Jay has endured countless surgeries since the time of his diagnosis. Cancer is still an ever-present reality, but the biggest issue he faces right now are the seizures that have manifested as a result of the damage to his brain. In 2014, when Johanna was in her third trimester of pregnancy, Jay had surgery to remove a portion of the brain that causes seizures.

Johanna remembers, “He was supposed to come out of the surgery and go back to work and have a normal life. But we ended up bringing him home on the same day we brought our son home from the hospital, and he was completely disabled. The doctor promised me that Jay would regain his speech before my son learned to talk.” While Jay’s speech did eventually return, so did the seizures.

If that wasn’t enough, Johanna has significant health concerns of her own. Her family has been afflicted with CADASIL, a hereditary stroke disorder that claimed the life of her father. CADASIL has caused Johanna to suffer from constant migraines and debilitating vertigo. There’s no way of telling exactly how her symptoms will progress in the future.

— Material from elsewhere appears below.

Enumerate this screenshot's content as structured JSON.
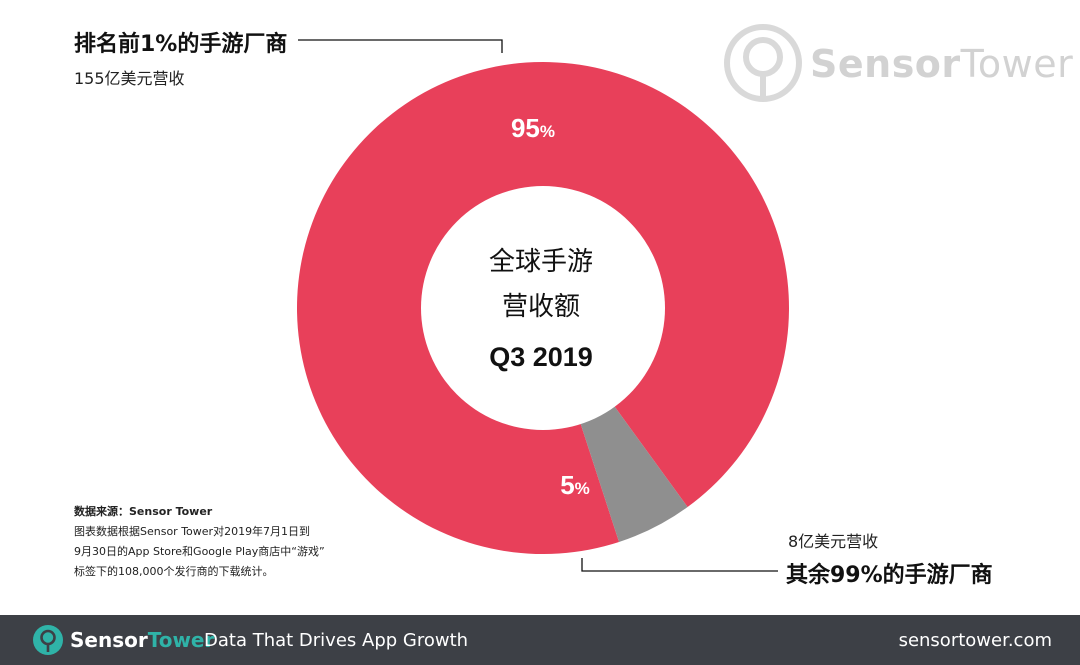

Johanna says, “I often question God. ‘Am I sinning in some way that You are continually punishing me for?’ It’s been rough.”

It’s easy to think that people experiencing extreme hardship have built-in support systems. Of course they have friends and family and whole communities of people who are rallying around them, right?

It might be true for some, but that hasn’t been the case for Jay and Johanna.

“I think one of the hardest parts is that everyone’s watching. Everyone feels like they’re part of our story even though they’re not really involved in our life at all. People would say, ‘Oh I’ve been praying for you!’ and they would talk to me like they’re my best friend, but I would always feel like, ‘I don’t know you. You have no relationship with me. I don’t feel like I can call you for support.’ That’s been really hard,” Johanna shares.

“And then the people we did try to connect with, it was like chasing them. And we were just tired of chasing for relationships. There were people who’d get frustrated when I’d have to cancel or reschedule last minute, but Jay is hour-by-hour, minute-by-minute. I never know how things are going to be. So everyone is praying for us and watching our story, but they’re not in our life.”

Johanna first connected with Someone To Tell It To through her job at a nonprofit organization in Harrisburg. Originally, the connection was meant to help support the women the nonprofit serves, “But instead, I ended up referring myself,” Johanna says with a laugh.

“People are afraid of pain,” she says. “People are afraid to get close to us because they don’t know what to say to us. With Michael and Tom (Co-Founders of Someone To Tell It To, with whom Jay and Johanna first met), it’s totally different. They’re ok to just be there and listen, which is all we really want. We could write a book on all the advice we’ve gotten, when really, we just want to be heard. We just want to be treated like everyone else. Jay and I are still parents. We still have a toddler. We still face issues other people face.”

It wasn’t just the fact that Michael and Tom listened with compassion; it was also the flexibility and nature of the relationship.

Johanna says, “It’s not just face-to-face; by email, they’re very responsive. In other kinds of settings, you’d never be able to send an email to your counselor. That wouldn’t be appropriate. But I knew I could email Someone To Tell It To without having to set up a time or an appointment. Because of Jay’s situation, we never would have connected with Someone To Tell It To if we had to meet them in an office all the time. I think that’s the main thing: They don’t have the clinical boundaries that can often separate you from really being able to share with someone. They really do care and want to engage in our lives and our stories.”

Circumstantially, life has not gotten any easier for Jay and Johanna. It’s certainly nothing like what they expected when they first envisioned their lives together. But at least now, even if the burden isn’t smaller, they know they’ll have help carrying it.

“It’s good to know that there’s someone. There are people who will listen and let me be who I am. They actually know more about me than anyone else in the world and to me, that’s very significant because your story is like your heart. It’s everything about you.”